Un pintor mediocre, de nula musculatura pictórica, pero un hábil vendedor de humo. Ingenioso y tumbativo, recibió mucho más premio del que merecía. Pero algo está mal en mi juicio porque mis contemporáneos han convertido su exposición del Reina Sofía en la más visitada de todos los tiempos, por encima de otras realmente buenas. Señal de que a la gente le gusta el circo sobre todo. Y sale una listorrilla hablando de hormigas, de la influencia de las hormigas en la obra del genio. Qué decir, cómo explicar que ni el circo ni lo literario tienen valor pictórico alguno, que hay más verdad en dos pinceladas de otros pintores que en todos esos cuadros insinceros, atravesados y hechos desde la perspectiva del comercio.

Viendo estas cosas me hago consciente de la soledad irremediable en que me toca vivir, en la separación, cada día mayor, entre mi actitud y el mercado; es decir, entre arte e intereses, lo que Z. llamaba el qué¿Qué te interesa, la pintura o el qué?«). No me quejo: he tenido la suerte de haber podido separar hace muchos años lo que amo de lo que me da de comer. La mezcla no es buena, se paga un alto precio por llevar una vida de pintor o de escritor. Terminas enganchado en el qué para que tu voz se distinga del ruido. En el mundo de la modernidad el artista ya no cuenta con la dignidad del encargo y, en su lugar, debe torear con la indignidad de algo que llaman libertad creativa pero que es el más tremendo de los dogales que nunca haya apretado cuello de artista, en toda la historia del arte.

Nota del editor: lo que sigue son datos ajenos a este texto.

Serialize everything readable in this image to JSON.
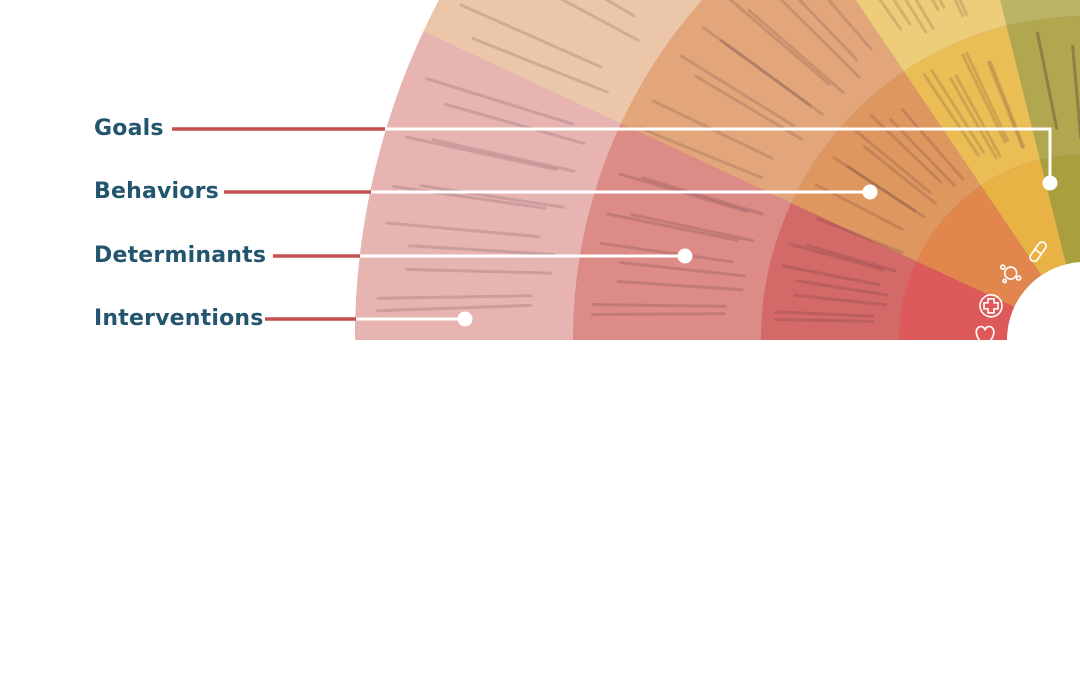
{
  "labels": {
    "goals": "Goals",
    "behaviors": "Behaviors",
    "determinants": "Determinants",
    "interventions": "Interventions"
  },
  "colors": {
    "label_text": "#23566e",
    "connector_accent": "#c4504f",
    "connector_line": "#ffffff"
  },
  "wheel": {
    "rings_outer_to_inner": [
      "interventions",
      "determinants",
      "behaviors",
      "goals"
    ],
    "sectors": [
      {
        "name": "gray-slate",
        "colors": [
          "#8e9aa3",
          "#738089",
          "#586670",
          "#3f4e59"
        ]
      },
      {
        "name": "steel-blue",
        "colors": [
          "#7a9aac",
          "#5c8298",
          "#3f6b84",
          "#2a5670"
        ]
      },
      {
        "name": "teal",
        "colors": [
          "#a6c9cb",
          "#6fa8ad",
          "#4a9197",
          "#2e8085"
        ]
      },
      {
        "name": "mauve",
        "colors": [
          "#b59aa1",
          "#946b75",
          "#7d4a58",
          "#6e3343"
        ]
      },
      {
        "name": "coral",
        "colors": [
          "#e8b4b2",
          "#dc8b86",
          "#d36a67",
          "#de5a5a"
        ]
      },
      {
        "name": "peach",
        "colors": [
          "#ecc6a8",
          "#e3a67b",
          "#df9760",
          "#e1874e"
        ]
      },
      {
        "name": "yellow",
        "colors": [
          "#f1dca0",
          "#edcd79",
          "#eabd55",
          "#e8b344"
        ]
      },
      {
        "name": "olive",
        "colors": [
          "#cfc68d",
          "#bcb366",
          "#b0a74e",
          "#a99f3e"
        ]
      }
    ],
    "center_icons": [
      "bacteria-icon",
      "medicine-icon",
      "cross-icon",
      "heart-icon",
      "buildings-icon",
      "house-icon",
      "baby-icon",
      "blocks-icon"
    ]
  }
}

No es posible comparar al temible e inteligente adversario de un Miguel Angel con la crueldad estúpida y pagada de sí misma de una de estas damas del arte moderno. Por mucho que aquel fuera un cardenal todopoderoso y esta una cagamillones. Imaginar a esas pavas o a un imbécil dirigiendo un museo mientras deciden qué es arte y quién es artista resulta muy dañino. Cierto que pueden arruinarte la vida y conseguir que tu obra tenga que hacer el submarino durante muchos años tal y como el cardenal de marras intrigó contra el autor de la Sixtina pero, al menos, Miguel Angel pudo tomarse la venganza de colocar al enemigo entre los condenados en el Juicio Final. Y el tipo da bien, su retrato es elocuente. Ninguna de estas damas tiene retrato. Son malas por ignorantes, por osadas, lo que no excluye que cuando persiguen tu mal terminen por conseguirlo.